Draghi fustige Erdoğan : une sortie impulsive ?
Le chef du gouvernement italien, Mario Draghi, a eu des mots durs pour l'offense faite à la présidente de la Commission européenne, Ursula von der Leyen, pour laquelle aucune chaise n'avait été prévue lors de sa visite à Ankara : lors d'une conférence de presse donnée jeudi, il a qualifié le président turc, Recep Tayyip Erdoğan, de dictateur.
Long à la détente...
Cyprus Mail relaie dans sa rubrique opinions un article de Faisal J. Abbas, rédacteur en chef du journal saoudien Arab News :
«[Draghi] vient-il à peine de découvrir que le régime d'Erdoğan a transformé la Turquie en dictature ? L'arrestation ou la suspension d'environ 45 000 militaires, juges, fonctionnaires et enseignants en 2016 n'avait-il pas été un indicateur suffisant ? D'après le ministère turc de la Justice, un total de 128 872 enquêtes ont été ouvertes ces six dernières années pour 'insulte au président', sur lesquelles 27 717 ont donné lieu à une procédure judiciaire et 9 556 à des peines de prison. Au cours de cette période, 903 jeunes de 12 à 17 ans ont été jugés pour le même 'chef d'accusation'. Quant à ceux qui suggèrent que le traitement réservé à von der Leyen était une 'offense à l'Europe', ces mêmes critiques ont-il remarqué les manoeuvres d'intimidation constantes de la Turquie vis-à-vis de Chypre et de la Grèce en Méditerranée orientale ces dernières années ?»

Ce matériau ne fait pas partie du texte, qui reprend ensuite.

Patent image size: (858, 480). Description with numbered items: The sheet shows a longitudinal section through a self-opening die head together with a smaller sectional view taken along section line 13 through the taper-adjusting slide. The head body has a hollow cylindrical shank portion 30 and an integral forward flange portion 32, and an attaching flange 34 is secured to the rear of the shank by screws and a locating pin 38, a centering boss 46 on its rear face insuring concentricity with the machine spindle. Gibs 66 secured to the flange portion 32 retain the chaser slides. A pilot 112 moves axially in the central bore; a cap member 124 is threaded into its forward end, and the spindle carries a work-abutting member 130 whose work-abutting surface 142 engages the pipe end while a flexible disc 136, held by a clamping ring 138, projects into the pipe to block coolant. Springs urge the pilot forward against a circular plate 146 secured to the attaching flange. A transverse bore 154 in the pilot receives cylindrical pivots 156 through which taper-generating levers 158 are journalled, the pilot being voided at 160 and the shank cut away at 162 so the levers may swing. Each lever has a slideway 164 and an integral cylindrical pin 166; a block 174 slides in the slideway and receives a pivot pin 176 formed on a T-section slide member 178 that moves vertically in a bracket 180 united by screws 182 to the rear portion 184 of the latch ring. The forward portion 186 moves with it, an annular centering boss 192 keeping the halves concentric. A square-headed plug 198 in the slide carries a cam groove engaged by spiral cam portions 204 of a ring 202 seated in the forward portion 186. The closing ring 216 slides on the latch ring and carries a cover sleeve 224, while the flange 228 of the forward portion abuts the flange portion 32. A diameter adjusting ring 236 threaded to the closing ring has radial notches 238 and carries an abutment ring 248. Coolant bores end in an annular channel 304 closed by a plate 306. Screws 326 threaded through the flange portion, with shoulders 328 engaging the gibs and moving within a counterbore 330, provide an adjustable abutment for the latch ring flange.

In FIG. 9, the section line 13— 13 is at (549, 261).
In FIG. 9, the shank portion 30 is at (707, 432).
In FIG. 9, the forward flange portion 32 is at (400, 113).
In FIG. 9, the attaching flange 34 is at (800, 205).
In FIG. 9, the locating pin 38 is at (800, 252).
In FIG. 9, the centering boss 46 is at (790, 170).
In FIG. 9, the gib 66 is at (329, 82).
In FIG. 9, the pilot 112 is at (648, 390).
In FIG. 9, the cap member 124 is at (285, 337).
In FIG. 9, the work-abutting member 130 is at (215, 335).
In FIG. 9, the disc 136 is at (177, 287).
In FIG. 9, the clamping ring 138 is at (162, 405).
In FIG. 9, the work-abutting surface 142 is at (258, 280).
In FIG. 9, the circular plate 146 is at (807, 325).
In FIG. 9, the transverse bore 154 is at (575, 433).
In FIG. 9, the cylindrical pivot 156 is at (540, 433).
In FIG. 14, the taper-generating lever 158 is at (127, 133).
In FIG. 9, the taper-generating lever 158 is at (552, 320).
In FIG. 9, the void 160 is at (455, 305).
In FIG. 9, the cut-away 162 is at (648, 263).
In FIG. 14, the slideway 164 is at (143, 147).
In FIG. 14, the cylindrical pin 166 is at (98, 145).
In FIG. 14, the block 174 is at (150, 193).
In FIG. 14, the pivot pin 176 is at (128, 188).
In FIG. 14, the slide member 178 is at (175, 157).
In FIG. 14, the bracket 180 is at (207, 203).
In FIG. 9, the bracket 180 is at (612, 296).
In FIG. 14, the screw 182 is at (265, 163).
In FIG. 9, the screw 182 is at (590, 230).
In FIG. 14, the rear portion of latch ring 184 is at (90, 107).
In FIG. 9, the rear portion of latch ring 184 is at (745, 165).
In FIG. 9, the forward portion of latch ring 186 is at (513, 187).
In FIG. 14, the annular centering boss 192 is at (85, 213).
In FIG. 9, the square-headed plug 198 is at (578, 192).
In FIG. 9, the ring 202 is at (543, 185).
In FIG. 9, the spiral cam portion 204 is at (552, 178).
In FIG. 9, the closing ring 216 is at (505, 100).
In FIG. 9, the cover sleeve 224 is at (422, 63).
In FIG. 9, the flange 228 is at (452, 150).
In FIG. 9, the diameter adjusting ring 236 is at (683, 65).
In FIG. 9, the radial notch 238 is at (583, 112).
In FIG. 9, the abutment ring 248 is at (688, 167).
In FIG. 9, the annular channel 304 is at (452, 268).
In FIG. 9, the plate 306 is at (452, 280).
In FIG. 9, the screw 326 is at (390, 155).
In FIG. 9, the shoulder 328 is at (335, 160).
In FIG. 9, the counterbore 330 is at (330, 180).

Renforcer la société civile turque
Dans les colonnes de La Stampa, la politologue Nathalie Tocci déplore les déclarations de Draghi :
«Si la Turquie était réellement une dictature, les intérêts matériels ne suffiraient pas à eux seuls à justifier un rapprochement. Si nous voulons ouvrir un nouveau chapitre avec la Turquie, c'est précisément parce qu'il ne s'agit pas d'une dictature, mais d'un pays où l'autoritarisme s'est progressivement consolidé, mais où la société continue de montrer des signes incroyables de résilience démocratique. Nous devons ouvrir un nouveau chapitre car cette société civile a désespérément besoin d'un ancrage européen, qui lui a été progressivement refusé, tant par les portes que l'Europe lui a claquées au nez que par l'autoritarisme et le nationalisme de ses dirigeants.»
L'hypocrisie de l'UE
Yetkin Report condamne les interprétations hâtives venant d'Europe :
«Le grand problème, c'est le parti pris des Européens qui s'empressent de jeter la pierre à la Turquie alors qu'ils ont de toute évidence un problème de protocole interne entre leurs deux représentants. Ils insinuent que le président turc a voulu rabaisser Madame von der Leyen, en tant que diplomate et en tant que femme. ... Le fait que Mario Draghi fasse fi de la rivalité qui oppose les deux représentants de l'UE et qualifie Erdoğan de dictateur participe de ce préjugé. La nature réelle du problème soulevé par l'incident protocolaire est la double morale : l'UE prétend défendre des valeurs et des principes alors qu'elle ne se soucie que de la défense de ses intérêts.»